Just days after securing that agreement with the county commissioners, CAN held a community-organizing summer camp in place of member churches’ Vacation Bible Schools. It was called “We Have the Power” and hosted by Duke Memorial United Methodist Church in partnership with other progressive white churches, black churches, a Reform Jewish synagogue, and local Unitarians. There, kids as young as four learned to advocate for their neighborhoods, role-playing real Durham situations: the arrival of the highway that cut through a once-vibrant black business district in the 1960s, for example, or the high- and mid-rise condo and apartment buildings that are going up in the city today. Many of the kids, staff, and volunteers were white folk from Duke Memorial, but for one African American mother, that was part of the draw.

“I hope that Myles goes home with a sense of what it means to be part of a community,” said Kafi Hill, whose 5-year-old son attended this activism camp. “If you work together, you can find a common ground.”

Although Myles has gone to diverse schools and a diverse church, his mom was glad to hear him singing the songs like “Ain’t Gonna Let Nobody Turn Me Around” that he learned at activism camp. “It may not have the racial undertones that it had back in the ’60s or ’70s, but we have to stand strong. We have to be a community,” she said. “That’s what a lot of the songs are about.”

That sense of community is exactly what motivated “We Have the Power” organizers. “I used to be depressed that our church is so homogenous, so white,” said Tony Nicholson, who serves on the team that led Duke Memorial to join the minority-led Durham CAN a year ago. “When you’re wanting people who are different from you to come to your church, it’s not necessarily right. You still have the power. You’re still in control. But we can be part of God’s kingdom in this way. You can take different kinds of people, and they’re coming together as equals.”

Back in Rocky Mount, Abbie Clifton has made an impression on 15-year-old Nyah Hudson. “She’s like a role model for me because even though she can be happy and funny and crazy, she’s confident,” Hudson said. “She knows how to be present. She knows how to be nice to everybody.”

“We respect each other,” Clifton said. “She sees me on a friendship level first and on a higher-authority level second. My entire class is African American, but they don’t see me as being different than them, and I don’t see them as being different than me. We relate on a different level than the color of our skin.”

At Rocky Mount High, Hudson said, her two best friends are white and Latino, but it’s not that easy to make friends across racial lines. “You have to know what people are open to talk to you,” she said.
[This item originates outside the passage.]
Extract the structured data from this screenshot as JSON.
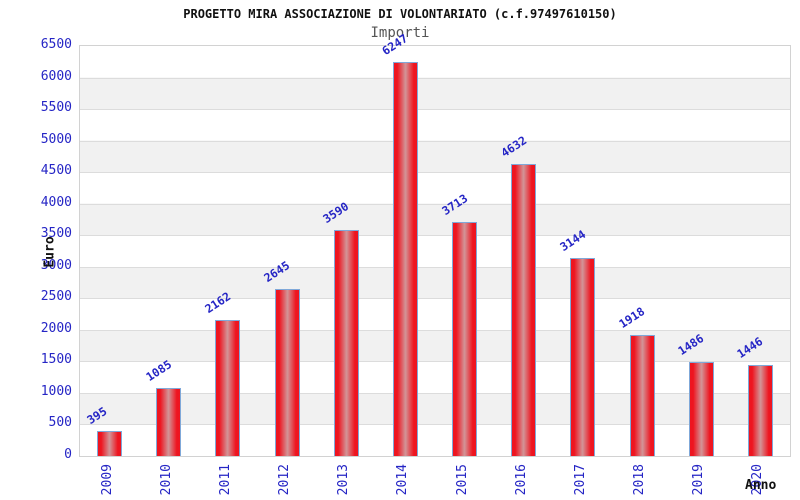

Peacemakers Freedom School has helped Hudson find her way into activism alongside mentors and peers of different races and socioeconomic backgrounds. Together, they’ve walked the neighborhood registering new voters and warning families against the dangers of guns and gangs.

“It helps them to stand together instead of having to stand alone,” said Clifton. “It’s like positive peer pressure. When they see Nyah standing up against gang violence, they’re going to want to be a part of what she’s a part of.”

These camps might have kids singing songs, shooting hoops, watching chicks hatch, or building a pretend city out of cardboard. And, hopefully, they’ll find a sense of racial healing along the way.

Jesse James DeConto is a writer based in North Carolina.